- Theatrical release poster
- Directed by: Robert Harmon
- Written by: Craig Mitchell Hans Bauer
- Produced by: Mike Marcus Carroll Kemp Bradley Jenkel Avi Lerner
- Starring: Jim Caviezel Rhona Mitra Colm Feore Andrea Roth Frankie Faison
- Cinematography: Rene Ohashi
- Edited by: Chris Pepper
- Music by: Mark Isham
- Production companies: New Line Cinema Millennium Films Cornice Entertainment
- Distributed by: New Line Cinema
- Release date: February 13, 2004;
- Running time: 80 minutes
- Countries: Canada United States
- Language: English
- Box office: $2.3 million

= Highwaymen (film) =

2004 action thriller film

Highwaymen is a 2004 action thriller film directed by Robert Harmon. An American-Canadian production, it stars Jim Caviezel, Rhona Mitra, Frankie Faison, and Colm Feore. The score was composed by Mark Isham. The film was released on 13 February 2004.

==Plot==
A man named Rennie Cray is motivated by revenge to track down and kill the man who ran over his wife, a serial killer immobilized by the man himself. The killer uses a wheelchair. He drives a 1972 Cadillac Eldorado to stalk and kill his victims in car accidents. When the serial killer makes a young woman his next target, the man has to stop the killer once and for all.

== Cast ==
- Jim Caviezel as Renford James "Rennie" Cray
- Rhona Mitra as Molly Poole
- Colm Feore as Fargo
- Gordon Currie as Ray Boone
- Frankie Faison as Will Macklin
- Andrea Roth as Alexandra Alex Farrow
- Noam Jenkins as Kelt

==Reception==

On Rotten Tomatoes, the film holds an approval rating of 13% based on 15 reviews, with a weighted average rating of 3.2/10.

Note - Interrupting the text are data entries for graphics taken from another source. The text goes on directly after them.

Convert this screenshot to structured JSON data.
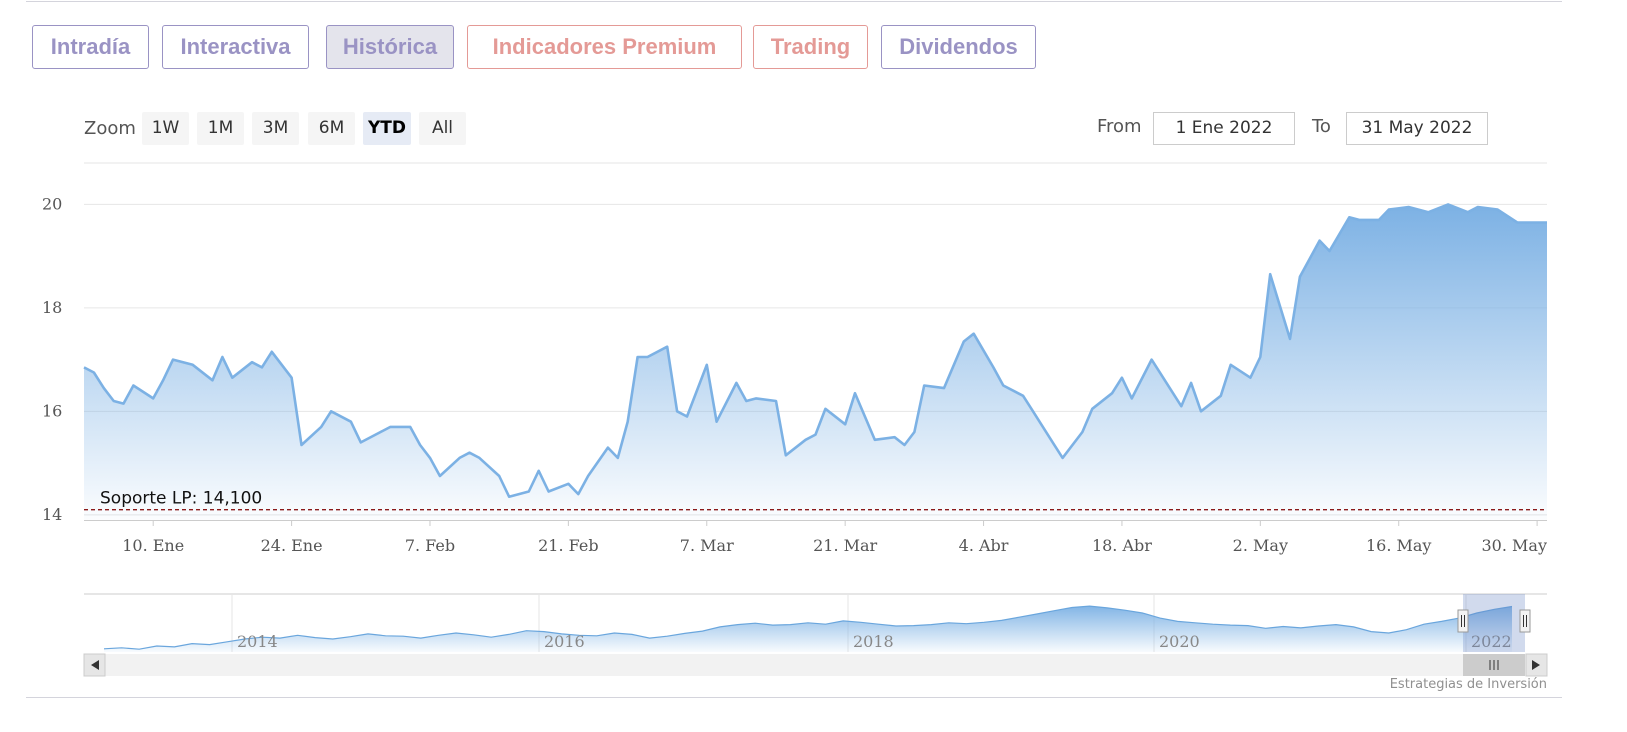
{
  "tabs": [
    {
      "label": "Intradía",
      "color": "purple",
      "active": false
    },
    {
      "label": "Interactiva",
      "color": "purple",
      "active": false
    },
    {
      "label": "Histórica",
      "color": "purple",
      "active": true
    },
    {
      "label": "Indicadores Premium",
      "color": "red",
      "active": false
    },
    {
      "label": "Trading",
      "color": "red",
      "active": false
    },
    {
      "label": "Dividendos",
      "color": "purple",
      "active": false
    }
  ],
  "zoom": {
    "label": "Zoom",
    "buttons": [
      "1W",
      "1M",
      "3M",
      "6M",
      "YTD",
      "All"
    ],
    "selected": "YTD"
  },
  "range": {
    "from_label": "From",
    "from_value": "1 Ene 2022",
    "to_label": "To",
    "to_value": "31 May 2022"
  },
  "credit": "Estrategias de Inversión",
  "colors": {
    "series": "#7cb1e4",
    "support": "#8b1a1a",
    "purple_tab": "#9a93c4",
    "red_tab": "#e49a96"
  },
  "chart_data": {
    "type": "area",
    "x_start": "2022-01-03",
    "x_end": "2022-05-31",
    "ylim": [
      13.9,
      20.8
    ],
    "yticks": [
      14,
      16,
      18,
      20
    ],
    "xtick_labels": [
      "10. Ene",
      "24. Ene",
      "7. Feb",
      "21. Feb",
      "7. Mar",
      "21. Mar",
      "4. Abr",
      "18. Abr",
      "2. May",
      "16. May",
      "30. May"
    ],
    "xtick_dates": [
      "2022-01-10",
      "2022-01-24",
      "2022-02-07",
      "2022-02-21",
      "2022-03-07",
      "2022-03-21",
      "2022-04-04",
      "2022-04-18",
      "2022-05-02",
      "2022-05-16",
      "2022-05-30"
    ],
    "series": [
      {
        "points": [
          [
            "2022-01-03",
            16.85
          ],
          [
            "2022-01-04",
            16.75
          ],
          [
            "2022-01-05",
            16.45
          ],
          [
            "2022-01-06",
            16.2
          ],
          [
            "2022-01-07",
            16.15
          ],
          [
            "2022-01-08",
            16.5
          ],
          [
            "2022-01-10",
            16.25
          ],
          [
            "2022-01-11",
            16.6
          ],
          [
            "2022-01-12",
            17.0
          ],
          [
            "2022-01-14",
            16.9
          ],
          [
            "2022-01-16",
            16.6
          ],
          [
            "2022-01-17",
            17.05
          ],
          [
            "2022-01-18",
            16.65
          ],
          [
            "2022-01-20",
            16.95
          ],
          [
            "2022-01-21",
            16.85
          ],
          [
            "2022-01-22",
            17.15
          ],
          [
            "2022-01-24",
            16.65
          ],
          [
            "2022-01-25",
            15.35
          ],
          [
            "2022-01-27",
            15.7
          ],
          [
            "2022-01-28",
            16.0
          ],
          [
            "2022-01-30",
            15.8
          ],
          [
            "2022-01-31",
            15.4
          ],
          [
            "2022-02-02",
            15.6
          ],
          [
            "2022-02-03",
            15.7
          ],
          [
            "2022-02-05",
            15.7
          ],
          [
            "2022-02-06",
            15.35
          ],
          [
            "2022-02-07",
            15.1
          ],
          [
            "2022-02-08",
            14.75
          ],
          [
            "2022-02-10",
            15.1
          ],
          [
            "2022-02-11",
            15.2
          ],
          [
            "2022-02-12",
            15.1
          ],
          [
            "2022-02-14",
            14.75
          ],
          [
            "2022-02-15",
            14.35
          ],
          [
            "2022-02-17",
            14.45
          ],
          [
            "2022-02-18",
            14.85
          ],
          [
            "2022-02-19",
            14.45
          ],
          [
            "2022-02-21",
            14.6
          ],
          [
            "2022-02-22",
            14.4
          ],
          [
            "2022-02-23",
            14.75
          ],
          [
            "2022-02-25",
            15.3
          ],
          [
            "2022-02-26",
            15.1
          ],
          [
            "2022-02-27",
            15.8
          ],
          [
            "2022-02-28",
            17.05
          ],
          [
            "2022-03-01",
            17.05
          ],
          [
            "2022-03-03",
            17.25
          ],
          [
            "2022-03-04",
            16.0
          ],
          [
            "2022-03-05",
            15.9
          ],
          [
            "2022-03-07",
            16.9
          ],
          [
            "2022-03-08",
            15.8
          ],
          [
            "2022-03-10",
            16.55
          ],
          [
            "2022-03-11",
            16.2
          ],
          [
            "2022-03-12",
            16.25
          ],
          [
            "2022-03-14",
            16.2
          ],
          [
            "2022-03-15",
            15.15
          ],
          [
            "2022-03-17",
            15.45
          ],
          [
            "2022-03-18",
            15.55
          ],
          [
            "2022-03-19",
            16.05
          ],
          [
            "2022-03-21",
            15.75
          ],
          [
            "2022-03-22",
            16.35
          ],
          [
            "2022-03-24",
            15.45
          ],
          [
            "2022-03-26",
            15.5
          ],
          [
            "2022-03-27",
            15.35
          ],
          [
            "2022-03-28",
            15.6
          ],
          [
            "2022-03-29",
            16.5
          ],
          [
            "2022-03-31",
            16.45
          ],
          [
            "2022-04-02",
            17.35
          ],
          [
            "2022-04-03",
            17.5
          ],
          [
            "2022-04-05",
            16.85
          ],
          [
            "2022-04-06",
            16.5
          ],
          [
            "2022-04-08",
            16.3
          ],
          [
            "2022-04-09",
            16.0
          ],
          [
            "2022-04-11",
            15.4
          ],
          [
            "2022-04-12",
            15.1
          ],
          [
            "2022-04-14",
            15.6
          ],
          [
            "2022-04-15",
            16.05
          ],
          [
            "2022-04-17",
            16.35
          ],
          [
            "2022-04-18",
            16.65
          ],
          [
            "2022-04-19",
            16.25
          ],
          [
            "2022-04-21",
            17.0
          ],
          [
            "2022-04-22",
            16.7
          ],
          [
            "2022-04-24",
            16.1
          ],
          [
            "2022-04-25",
            16.55
          ],
          [
            "2022-04-26",
            16.0
          ],
          [
            "2022-04-28",
            16.3
          ],
          [
            "2022-04-29",
            16.9
          ],
          [
            "2022-05-01",
            16.65
          ],
          [
            "2022-05-02",
            17.05
          ],
          [
            "2022-05-03",
            18.65
          ],
          [
            "2022-05-05",
            17.4
          ],
          [
            "2022-05-06",
            18.6
          ],
          [
            "2022-05-08",
            19.3
          ],
          [
            "2022-05-09",
            19.1
          ],
          [
            "2022-05-11",
            19.75
          ],
          [
            "2022-05-12",
            19.7
          ],
          [
            "2022-05-14",
            19.7
          ],
          [
            "2022-05-15",
            19.9
          ],
          [
            "2022-05-17",
            19.95
          ],
          [
            "2022-05-19",
            19.85
          ],
          [
            "2022-05-21",
            20.0
          ],
          [
            "2022-05-23",
            19.85
          ],
          [
            "2022-05-24",
            19.95
          ],
          [
            "2022-05-26",
            19.9
          ],
          [
            "2022-05-28",
            19.65
          ],
          [
            "2022-05-31",
            19.65
          ]
        ]
      }
    ],
    "plot_lines": [
      {
        "value": 14.1,
        "label": "Soporte LP: 14,100",
        "style": "dashed"
      }
    ],
    "navigator": {
      "year_labels": [
        "2014",
        "2016",
        "2018",
        "2020",
        "2022"
      ],
      "ylim": [
        10.0,
        22.5
      ],
      "series": [
        10.7,
        10.9,
        10.6,
        11.3,
        11.1,
        11.8,
        11.6,
        12.2,
        12.8,
        13.2,
        13.0,
        13.6,
        13.1,
        12.8,
        13.3,
        13.9,
        13.5,
        13.4,
        13.0,
        13.6,
        14.1,
        13.7,
        13.2,
        13.8,
        14.6,
        14.4,
        13.9,
        13.6,
        13.5,
        14.1,
        13.8,
        13.0,
        13.4,
        14.0,
        14.5,
        15.4,
        15.9,
        16.2,
        15.8,
        15.9,
        16.3,
        16.0,
        16.7,
        16.4,
        16.0,
        15.6,
        15.7,
        15.9,
        16.3,
        16.1,
        16.4,
        16.8,
        17.5,
        18.2,
        18.9,
        19.6,
        19.9,
        19.5,
        19.0,
        18.4,
        17.3,
        16.6,
        16.3,
        16.0,
        15.8,
        15.7,
        15.1,
        15.5,
        15.2,
        15.6,
        15.9,
        15.4,
        14.4,
        14.1,
        14.8,
        16.0,
        16.6,
        17.3,
        18.4,
        19.2,
        19.8
      ]
    }
  }
}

Anna Smith from Empire gave the film 2/5 stars, writing, "Both the well-choreographed crash scenes and the gritty cinematography hint at a better film. Shame no-one took the time to make it." Jamie Russell from BBC awarded the film 1/5 stars, calling it "a five-lane pileup on the freeway to hell".
Mark Savlov from Austin Chronicle gave the film 2/5 stars, stating that the film "lacks the sprawling, Westernized mythos of The Hitcher and feels, in the end, like a previously owned nightmare sorely in need of a new universal hell joint."